Abstract 1569: Mitochondrial Transcription Factors Regulate SERCA2 Gene Transcription
Background: ATP produced by mitochondrial (Mt) respiratory enzymes is critical for the excitation-contraction coupling. Expression of mRNAs for Mt enzyme is controlled by Mt transcriptional machinery composed of Tfam, a Mt-DNA transcription factor, and Tfb2m, a co-factor of Tfam. Previously, we have demonstrated that mRNA expression levels of these Mt transcription factors were closely correlated with SERCA2 mRNA level and cardiac function (fractional shortening, +dP/dt and tau) in rat myocardial infarction model. Therefore in this study, we tested the hypothesis that Mt transcription factors directly regulate the transcription of the SERCA2 gene as well as Mt genes and contribute to control cardiac function.

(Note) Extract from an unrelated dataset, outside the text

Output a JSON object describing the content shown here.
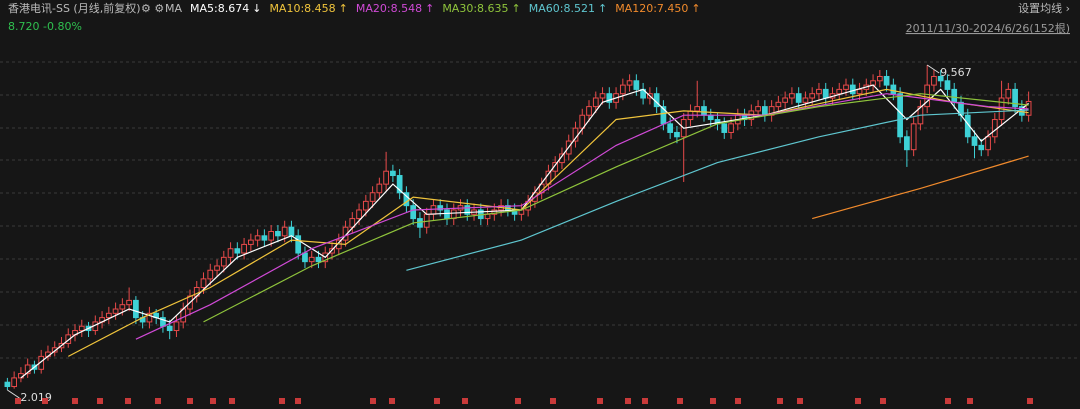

Results: Analyses were done by using rat SERCA2 gene promoter and expression vectors for Mt transcription factors in the neonatal rat cultured cardiac myocytes. Overexpression of Tfam and Tfb2m activated SERCA2 gene transcription by 2.23 fold followed by the 1.38 times increase of SERCA2 protein. On the contrary, ablation of Tfam and/or Tfb2m using their siRNAs significantly decreased SERCA2 gene transcription and mRNA expression level by 48%. Serial deletion analysis of the SERCA2 gene promoter revealed that the responsive elements for Tfam and Tfb2m were located from −1,829 to −1,351 nt promoter region. Since the Mt DNA copy number did not change after Tfam and/or Tfb2m transfection in this experimental condition, changes in SERCA2 gene transcription level are suggested to be a direct effect of Mt transcription factors. Indeed, chromatin immunoprecipitation assay disclosed that Tfam and Tfb2m make a complex and bind to the −1,829 to −1,351 nt promoter region of the SERCA2 gene. Furthermore, Tfam and Tfb2m proteins were detected in the nucleus as well as in mitochondria by specific antibody staining.
Conclusion: These studies suggest that Mt transcription factors can be used for the transcription of the gene encoded by nucleus. More importantly, our data provide a new paradigm of the energy supply and expenditure in the myocardium that the transcription of genes for Mt respiratory chain enzymes, which produces ATP and the gene of SERCA2, which consumes ATP are, at least in part, coordinately regulated by the same transcription factors, Tfam and Tfb2m.